MURIANETWORK.COM - Menteri Komunikasi dan Digital (Menkomdigi) Meutya Hafid mengomentari soal pengesahan Rancangan Undang-Undang TNI (RUU TNI) menjadi UU TNI oleh DPR RI.
Sebab dalam UU TNI versi baru, ada pasal yang menyebutkan kalau fungsi TNI diperluas ke ancaman siber.
Selain itu, regulasi baru ini juga membuka peluang bagi para prajurit TNI aktif untuk menduduki posisi sipil yang mengatur ruang siber.
Menanggapi ini, Meutya Hafid mengaku kalau Kementerian Komdigi masih menunggu pengesahan poin tersebut soal keamanan siber.
Ia juga mengaku kalau mereka terbuka untuk berdiskusi.
"Kami masih menunggu poin baru di UU TNI yang terkait keamanan siber. Pada prinsipnya, kami terbuka sekali untuk diskusi," ungkap Meutya saat ditemui di sela-sela acara Buka Puasa Bersama Kemkomdigi di Jakarta, Jumat (21/3/2025) lalu.
Ia kembali menegaskan kalau Kementerian Komdigi bakal apabila diminta masukan dari pihak terkait soal fungsi baru tentara di ruang siber.
"Jikalau nanti kami juga dipersilakan untuk memberikan masukan, tentu akan dengan senang hati memberikan masukan," ujar dia.
UU TNI ditentang koalisi sipil
Sebelumnya, Koalisi Masyarakat Sipil Digital Democracy Resilience Network (DDRN) mengatakan kalau UU TNI tersebut mengandung ketentuan yang membuka peluang penggembosan demokrasi digital dan pelanggaran hak-hak digital.
"Seperti hak atas kebebasan berekspresi, hak atas privasi, dan hak atas informasi," ungkap DDRN yang diunggah oleh akun X SafeNET, dikutip Kamis (20/3/2025).
Dalam draf final RUU TNI, DDRN menyatakan adanya perluasan fungsi pada Pasal 7 Ayat 2b mengenai operasi militer selain perang (OMSP).
Fungsi TNI diperluas untuk membantu dalam upaya menanggulangi ancaman siber.
Pada penjelasannya, disebutkan bahwa TNI berperan serta dalam upaya menanggulangi ancaman siber pada sektor pertahanan atau cyber defence.

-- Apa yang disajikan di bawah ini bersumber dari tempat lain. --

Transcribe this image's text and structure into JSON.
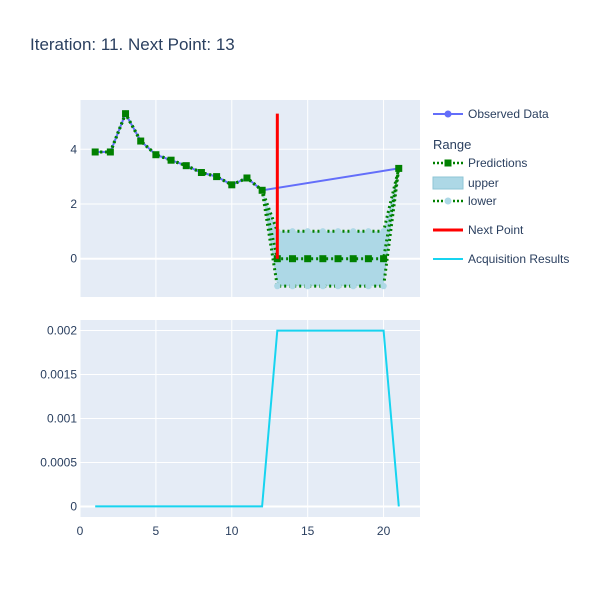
{
  "chart_data": {
    "type": "line",
    "title": "Iteration: 11. Next Point: 13",
    "legend": {
      "placement": "right",
      "group_title": "Range",
      "items": [
        {
          "label": "Observed Data",
          "color": "#636efa",
          "style": "line-marker"
        },
        {
          "label": "Predictions",
          "color": "#008000",
          "style": "dotted-square"
        },
        {
          "label": "upper",
          "color": "#add8e6",
          "style": "fill"
        },
        {
          "label": "lower",
          "color": "#add8e6",
          "style": "dotted-circle"
        },
        {
          "label": "Next Point",
          "color": "#ff0000",
          "style": "line"
        },
        {
          "label": "Acquisition Results",
          "color": "#17d4f0",
          "style": "line"
        }
      ]
    },
    "subplots": [
      {
        "xlim": [
          0,
          22.4
        ],
        "ylim": [
          -1.4,
          5.8
        ],
        "yticks": [
          0,
          2,
          4
        ],
        "ytick_labels": [
          "0",
          "2",
          "4"
        ],
        "xticks": [
          0,
          5,
          10,
          15,
          20
        ],
        "series": [
          {
            "name": "Observed Data",
            "color": "#636efa",
            "x": [
              1,
              2,
              3,
              4,
              5,
              6,
              7,
              8,
              9,
              10,
              11,
              12,
              21
            ],
            "y": [
              3.9,
              3.9,
              5.3,
              4.3,
              3.8,
              3.6,
              3.4,
              3.15,
              3.0,
              2.7,
              2.95,
              2.5,
              3.3
            ]
          },
          {
            "name": "Predictions",
            "color": "#008000",
            "x": [
              1,
              2,
              3,
              4,
              5,
              6,
              7,
              8,
              9,
              10,
              11,
              12,
              13,
              14,
              15,
              16,
              17,
              18,
              19,
              20,
              21
            ],
            "y": [
              3.9,
              3.9,
              5.3,
              4.3,
              3.8,
              3.6,
              3.4,
              3.15,
              3.0,
              2.7,
              2.95,
              2.5,
              0,
              0,
              0,
              0,
              0,
              0,
              0,
              0,
              3.3
            ]
          },
          {
            "name": "upper",
            "color": "#008000",
            "x": [
              1,
              2,
              3,
              4,
              5,
              6,
              7,
              8,
              9,
              10,
              11,
              12,
              13,
              14,
              15,
              16,
              17,
              18,
              19,
              20,
              21
            ],
            "y": [
              3.9,
              3.9,
              5.3,
              4.3,
              3.8,
              3.6,
              3.4,
              3.15,
              3.0,
              2.7,
              2.95,
              2.5,
              1,
              1,
              1,
              1,
              1,
              1,
              1,
              1,
              3.3
            ]
          },
          {
            "name": "lower",
            "color": "#add8e6",
            "x": [
              1,
              2,
              3,
              4,
              5,
              6,
              7,
              8,
              9,
              10,
              11,
              12,
              13,
              14,
              15,
              16,
              17,
              18,
              19,
              20,
              21
            ],
            "y": [
              3.9,
              3.9,
              5.3,
              4.3,
              3.8,
              3.6,
              3.4,
              3.15,
              3.0,
              2.7,
              2.95,
              2.5,
              -1,
              -1,
              -1,
              -1,
              -1,
              -1,
              -1,
              -1,
              3.3
            ]
          },
          {
            "name": "Next Point",
            "color": "#ff0000",
            "x": [
              13,
              13
            ],
            "y": [
              0,
              5.3
            ]
          }
        ]
      },
      {
        "xlim": [
          0,
          22.4
        ],
        "ylim": [
          -0.00012,
          0.00212
        ],
        "yticks": [
          0,
          0.0005,
          0.001,
          0.0015,
          0.002
        ],
        "ytick_labels": [
          "0",
          "0.0005",
          "0.001",
          "0.0015",
          "0.002"
        ],
        "xticks": [
          0,
          5,
          10,
          15,
          20
        ],
        "xtick_labels": [
          "0",
          "5",
          "10",
          "15",
          "20"
        ],
        "series": [
          {
            "name": "Acquisition Results",
            "color": "#17d4f0",
            "x": [
              1,
              12,
              13,
              20,
              21
            ],
            "y": [
              0,
              0,
              0.002,
              0.002,
              0
            ]
          }
        ]
      }
    ]
  }
}
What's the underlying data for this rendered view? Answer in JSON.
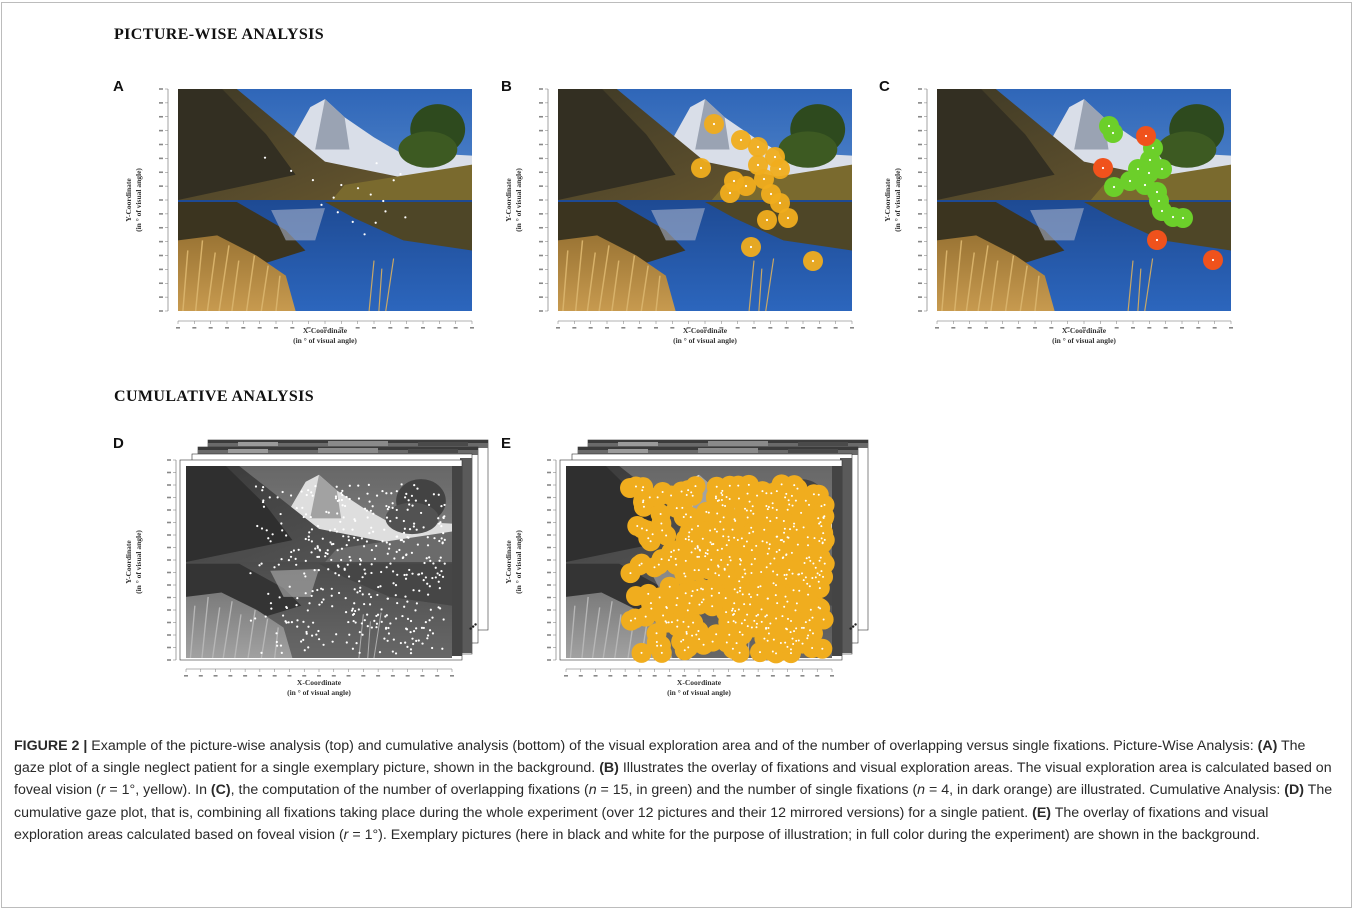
{
  "sections": {
    "picture_wise": "PICTURE-WISE ANALYSIS",
    "cumulative": "CUMULATIVE ANALYSIS"
  },
  "panels": [
    {
      "letter": "A",
      "xlabel_1": "X-Coordinate",
      "xlabel_2": "(in ° of visual angle)",
      "ylabel_1": "Y-Coordinate",
      "ylabel_2": "(in ° of visual angle)"
    },
    {
      "letter": "B",
      "xlabel_1": "X-Coordinate",
      "xlabel_2": "(in ° of visual angle)",
      "ylabel_1": "Y-Coordinate",
      "ylabel_2": "(in ° of visual angle)"
    },
    {
      "letter": "C",
      "xlabel_1": "X-Coordinate",
      "xlabel_2": "(in ° of visual angle)",
      "ylabel_1": "Y-Coordinate",
      "ylabel_2": "(in ° of visual angle)"
    },
    {
      "letter": "D",
      "xlabel_1": "X-Coordinate",
      "xlabel_2": "(in ° of visual angle)",
      "ylabel_1": "Y-Coordinate",
      "ylabel_2": "(in ° of visual angle)"
    },
    {
      "letter": "E",
      "xlabel_1": "X-Coordinate",
      "xlabel_2": "(in ° of visual angle)",
      "ylabel_1": "Y-Coordinate",
      "ylabel_2": "(in ° of visual angle)"
    }
  ],
  "colors": {
    "exploration_area": "#f0ad1e",
    "overlapping_fixation": "#6ccf2a",
    "single_fixation": "#f0521c",
    "fixation_dot": "#ffffff"
  },
  "caption": {
    "figure_label": "FIGURE 2 |",
    "t1": " Example of the picture-wise analysis (top) and cumulative analysis (bottom) of the visual exploration area and of the number of overlapping versus single fixations. Picture-Wise Analysis: ",
    "refA": "(A)",
    "t2": " The gaze plot of a single neglect patient for a single exemplary picture, shown in the background. ",
    "refB": "(B)",
    "t3": " Illustrates the overlay of fixations and visual exploration areas. The visual exploration area is calculated based on foveal vision (",
    "r1": "r",
    "t4": " = 1°, yellow). In ",
    "refC": "(C)",
    "t5": ", the computation of the number of overlapping fixations (",
    "n1": "n",
    "t6": " = 15, in green) and the number of single fixations (",
    "n2": "n",
    "t7": " = 4, in dark orange) are illustrated. Cumulative Analysis: ",
    "refD": "(D)",
    "t8": " The cumulative gaze plot, that is, combining all fixations taking place during the whole experiment (over 12 pictures and their 12 mirrored versions) for a single patient. ",
    "refE": "(E)",
    "t9": " The overlay of fixations and visual exploration areas calculated based on foveal vision (",
    "r2": "r",
    "t10": " = 1°). Exemplary pictures (here in black and white for the purpose of illustration; in full color during the experiment) are shown in the background."
  }
}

Menurut mereka, pasal ini bersifat karet dan sangat berpotensi disalahgunakan untuk membuka keran militerisasi ruang siber.
"Militerisasi ruang siber dapat melahirkan kebijakan-kebijakan yang koersif-militeristik seperti penyensoran, operasi informasi, hingga pengetatan regulasi terkait ekspresi daring," imbuh DDRN.
Setidaknya ada empat poin dari DDRN soal efek TNI masuk ke ranah digital. Berikut uraiannya.
1. Negara bisa batasi ruang sipil di ranah digital
DDRN menilai kalau perluasan OMSP ke ruang siber berpotensi menjadi alat justifikasi bagi Negara untuk mengambil kebijakan-kebijakan koersif-militeristik yang membatasi ruang sipil.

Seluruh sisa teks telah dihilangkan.